Conjunctive partial deduction: foundations, control, algorithms, and experiments

Abstract

Partial deduction in the Lloyd–Shepherdson framework cannot achieve certain optimisations which are possible by unfold/fold transformations. We introduce conjunctive partial deduction, an extension of partial deduction accommodating such optimisations, e.g., tupling and deforestation. We first present a framework for conjunctive partial deduction, extending the Lloyd–Shepherdson framework by considering conjunctions of atoms (instead of individual atoms) for specialisation and renaming. Correctness results are given for the framework with respect to computed answer semantics, least Herbrand model semantics, and finite failure semantics. Maintaining the well-known distinction between local and global control, we describe a basic algorithm for conjunctive partial deduction, and refine it into a concrete algorithm for which we prove termination. The problem of finding suitable renamings which remove redundant arguments turns out to be important, so we give an independent technique for this.
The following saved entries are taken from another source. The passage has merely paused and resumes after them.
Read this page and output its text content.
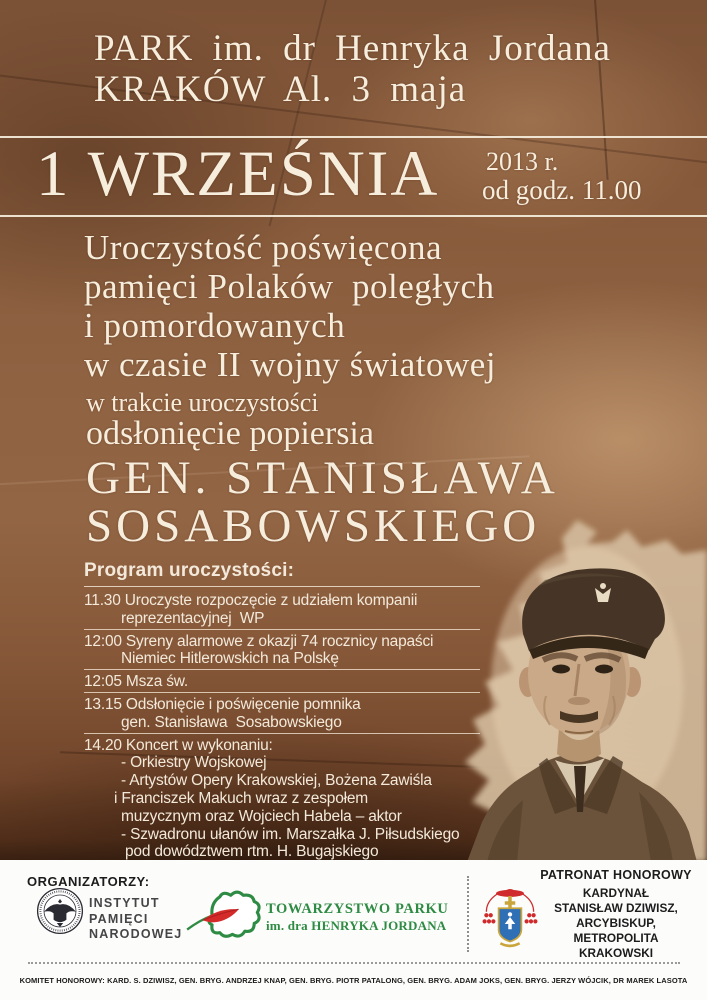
PARK im. dr Henryka Jordana
KRAKÓW Al. 3 maja
1 WRZEŚNIA 2013 r.
od godz. 11.00
Uroczystość poświęcona
pamięci Polaków  poległych
i pomordowanych
w czasie II wojny światowej
w trakcie uroczystości
odsłonięcie popiersia
GEN. STANISŁAWA
SOSABOWSKIEGO
Program uroczystości:
11.30 Uroczyste rozpoczęcie z udziałem kompanii
reprezentacyjnej  WP
12:00 Syreny alarmowe z okazji 74 rocznicy napaści
Niemiec Hitlerowskich na Polskę
12:05 Msza św.
13.15 Odsłonięcie i poświęcenie pomnika
gen. Stanisława  Sosabowskiego
14.20 Koncert w wykonaniu:
- Orkiestry Wojskowej
- Artystów Opery Krakowskiej, Bożena Zawiśla
i Franciszek Makuch wraz z zespołem
muzycznym oraz Wojciech Habela – aktor
- Szwadronu ułanów im. Marszałka J. Piłsudskiego
pod dowództwem rtm. H. Bugajskiego
ORGANIZATORZY:
INSTYTUT
PAMIĘCI
NARODOWEJ
TOWARZYSTWO PARKU
im. dra HENRYKA JORDANA
PATRONAT HONOROWY
KARDYNAŁ
STANISŁAW DZIWISZ,
ARCYBISKUP,
METROPOLITA KRAKOWSKI
KOMITET HONOROWY: KARD. S. DZIWISZ, GEN. BRYG. ANDRZEJ KNAP, GEN. BRYG. PIOTR PATALONG, GEN. BRYG. ADAM JOKS, GEN. BRYG. JERZY WÓJCIK, DR MAREK LASOTA
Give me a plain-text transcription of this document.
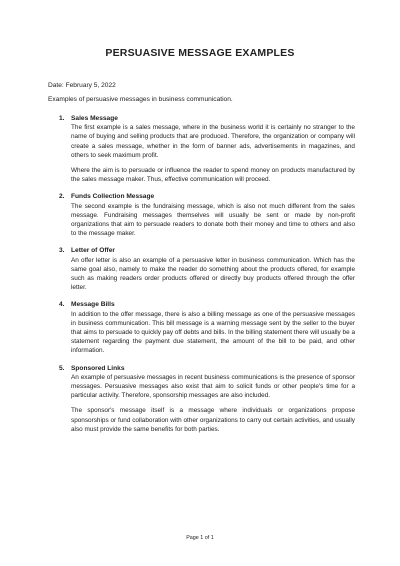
PERSUASIVE MESSAGE EXAMPLES
Date: February 5, 2022
Examples of persuasive messages in business communication.
1. Sales Message

The first example is a sales message, where in the business world it is certainly no stranger to the name of buying and selling products that are produced. Therefore, the organization or company will create a sales message, whether in the form of banner ads, advertisements in magazines, and others to seek maximum profit.

Where the aim is to persuade or influence the reader to spend money on products manufactured by the sales message maker. Thus, effective communication will proceed.

2. Funds Collection Message

The second example is the fundraising message, which is also not much different from the sales message. Fundraising messages themselves will usually be sent or made by non-profit organizations that aim to persuade readers to donate both their money and time to others and also to the message maker.

3. Letter of Offer

An offer letter is also an example of a persuasive letter in business communication. Which has the same goal also, namely to make the reader do something about the products offered, for example such as making readers order products offered or directly buy products offered through the offer letter.

4. Message Bills

In addition to the offer message, there is also a billing message as one of the persuasive messages in business communication. This bill message is a warning message sent by the seller to the buyer that aims to persuade to quickly pay off debts and bills. In the billing statement there will usually be a statement regarding the payment due statement, the amount of the bill to be paid, and other information.

5. Sponsored Links

An example of persuasive messages in recent business communications is the presence of sponsor messages. Persuasive messages also exist that aim to solicit funds or other people's time for a particular activity. Therefore, sponsorship messages are also included.

The sponsor's message itself is a message where individuals or organizations propose sponsorships or fund collaboration with other organizations to carry out certain activities, and usually also must provide the same benefits for both parties.

Page 1 of 1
A fully automatic implementation has been undertaken, which always terminates. Differences between the abstract semantics and Prolog's left-to-right execution motivate deviations from the abstract technique in the actual implementation, which we discuss. The implementation has been tested on an extensive set of benchmarks which demonstrate that conjunctive partial deduction indeed pays off, surpassing conventional partial deduction on a range of small to medium-size programs, while remaining manageable in an automatic and terminating system.